Of the entities shown below INTO had outstanding, interest-bearing loans to INTO UEA, INTO Queen’s and INTO Stirling totalling £7.65m. Until the 2021/2022 accounts INTO indicated these inter-company arrangements with joint ventures as them being either a debtor or creditor. In 2018/19 the three were debtors to the tune of £3.97m.

Source: Joint Venture Accounts
It’s not all gloom and doom though. INTO has two wholly owned pathway operations in the UK and the Manchester venue has boomed since 2021 while the London World Education Centre has returned to 2020 levels. It will be interesting to see whether the Manchester operation is affected after losing Manchester Metropolitan University as a partner to Navitas ahead of recruitment for 2025/26. Another one to wait and watch on is the 100% owned operation in collaboration with Lancaster University – it reported an operating loss of £2.6m in 2023/24 ahead of the “first main cohort” joining in September 2024.

Source: Company Accounts
Last Waltz in the US?
INTO burst onto the US scene with seven university partners and a US private equity partner investing £66m for a 25% stake between 2008 and 2015 but then found itself being surpassed as an operator by Shorelight. INTO peaked with 12 partners in 2018 (although Hofstra has never been listed as a joint venture in INTO’s annual report) of which five pathways are now shuttered and two, at St Louis University and Suffolk University, have become wholly owned. The pivot to direct recruitment sees 22 US options listed on its website compared to over 100 for Shorelight.
My blog reviewing enrollments in Fall 2024 at Oregon State University, St Louis University, George Mason University and University of Alabama – Birmingham, showed that only UAB was making any real headway on international student recruitment. The four ventures all have interest bearing loans from INTO and these appear to have receded to pre-COVID levels.

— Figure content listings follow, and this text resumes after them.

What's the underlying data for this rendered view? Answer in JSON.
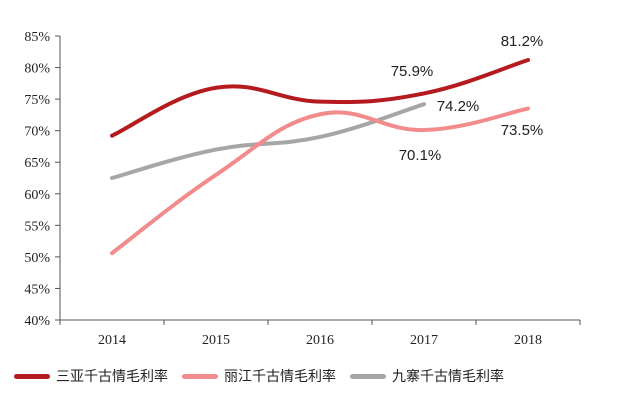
{
  "chart_data": {
    "type": "line",
    "x": [
      "2014",
      "2015",
      "2016",
      "2017",
      "2018"
    ],
    "ylim": [
      40,
      85
    ],
    "yticks": [
      "40%",
      "45%",
      "50%",
      "55%",
      "60%",
      "65%",
      "70%",
      "75%",
      "80%",
      "85%"
    ],
    "grid": false,
    "legend_position": "bottom",
    "series": [
      {
        "name": "三亚千古情毛利率",
        "color": "#b51a1f",
        "values": [
          69.2,
          76.8,
          74.6,
          75.9,
          81.2
        ]
      },
      {
        "name": "丽江千古情毛利率",
        "color": "#f28b8b",
        "values": [
          50.6,
          63.0,
          72.6,
          70.1,
          73.5
        ]
      },
      {
        "name": "九寨千古情毛利率",
        "color": "#a6a6a6",
        "values": [
          62.5,
          67.0,
          69.0,
          74.2,
          null
        ]
      }
    ],
    "annotations": [
      "75.9%",
      "81.2%",
      "74.2%",
      "70.1%",
      "73.5%"
    ]
  }
}
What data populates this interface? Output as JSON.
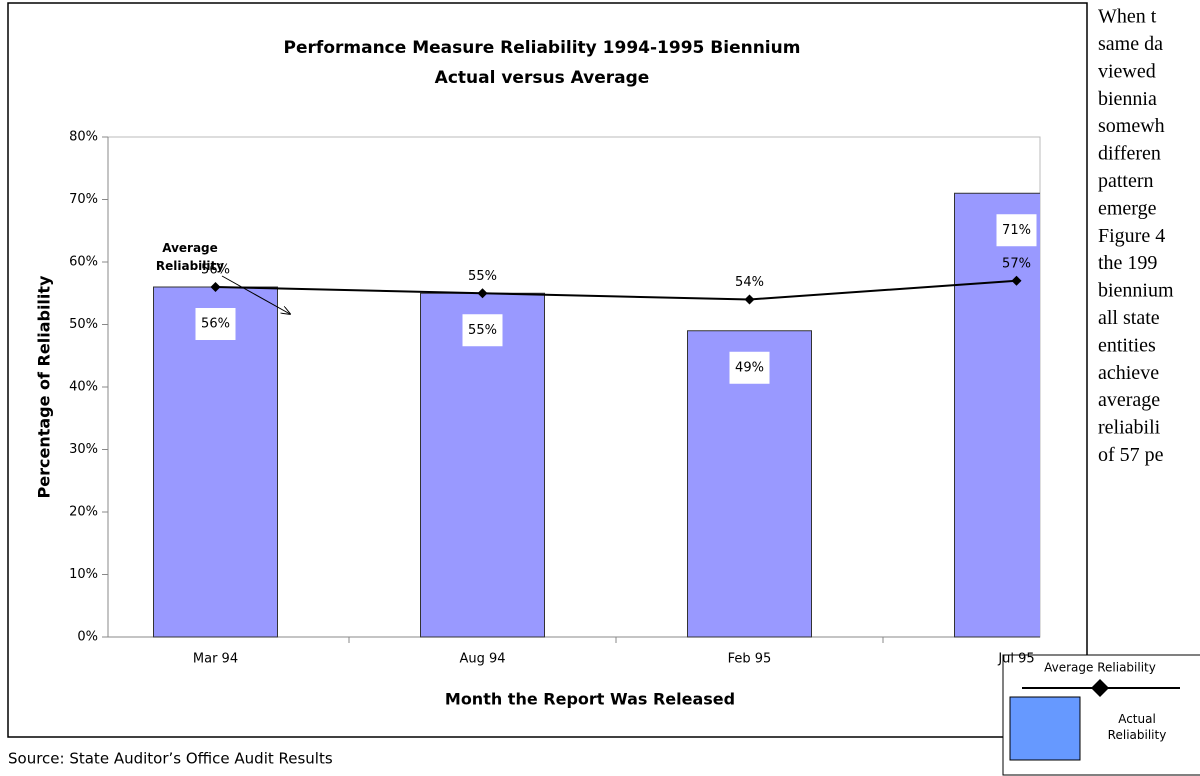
{
  "chart_data": {
    "type": "bar",
    "title": "Performance Measure Reliability 1994-1995 Biennium",
    "subtitle": "Actual versus Average",
    "x_label": "Month the Report Was Released",
    "y_label": "Percentage of Reliability",
    "annotation": "Average Reliability",
    "categories": [
      "Mar 94",
      "Aug 94",
      "Feb 95",
      "Jul 95"
    ],
    "series": [
      {
        "name": "Actual Reliability",
        "type": "bar",
        "color": "#9999ff",
        "legend_color": "#6699ff",
        "values": [
          56,
          55,
          49,
          71
        ],
        "value_labels": [
          "56%",
          "55%",
          "49%",
          "71%"
        ]
      },
      {
        "name": "Average Reliability",
        "type": "line",
        "color": "#000000",
        "values": [
          56,
          55,
          54,
          57
        ],
        "value_labels": [
          "56%",
          "55%",
          "54%",
          "57%"
        ]
      }
    ],
    "ylim": [
      0,
      80
    ],
    "yticks": [
      {
        "value": 0,
        "label": "0%"
      },
      {
        "value": 10,
        "label": "10%"
      },
      {
        "value": 20,
        "label": "20%"
      },
      {
        "value": 30,
        "label": "30%"
      },
      {
        "value": 40,
        "label": "40%"
      },
      {
        "value": 50,
        "label": "50%"
      },
      {
        "value": 60,
        "label": "60%"
      },
      {
        "value": 70,
        "label": "70%"
      },
      {
        "value": 80,
        "label": "80%"
      }
    ],
    "grid": false,
    "source": "Source: State Auditor’s Office Audit Results"
  },
  "side_text": [
    "When t",
    "same da",
    "viewed",
    "biennia",
    "somewh",
    "differen",
    "pattern",
    "emerge",
    "Figure 4",
    "the 199",
    "biennium",
    "all state",
    "entities",
    "achieve",
    "average",
    "reliabili",
    "of 57 pe"
  ]
}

Source: INTO University Partnerships Financial Reports (NB: INTO’s classification of the year-end financial relationship with joint ventures changed in 2022/23 to show loans where previously the term debtors had been used.)
Since the blog noted above, I have been able to find enrollment data for Drew University whose joint venture partnership with INTO began in 2015. After solid numbers above 100 from 2016 to 2020 there has been a steep decline in enrollments.

Source: Drew University Consolidated Financial Report (students as at June of the year)
Casting a further shadow over the US operation is the litigation with the University of South Florida which has continued into a third year. The bill “in respect of disputes” noted in INTO’s accounts has risen from £550k in 2021/22 to £2.1m in 2023/24. It may not all be related to the USF case but this seems likely to be a major driver.
To outline the current state of the case is well beyond the scope of this blog. Some features would be that both sides are currently arguing over the validity of the reports made by each other’s expert witnesses and one element of the case has been appealed to the District Court of Appeal of Florida, Second District (Case Number: 2D2025-0798). As far as I have been able to follow, the trial remains set for August 2025 but there is a pre-trial conference in July and before that there is a meeting where one item is to “Discuss the possibility of settlement”.
My last major update on the case was in June 2024. At that point the suggestion of $71.6m in damages being claimed in damages by INTO gave some sense of what was at stake. It remains to be seen how this plays out.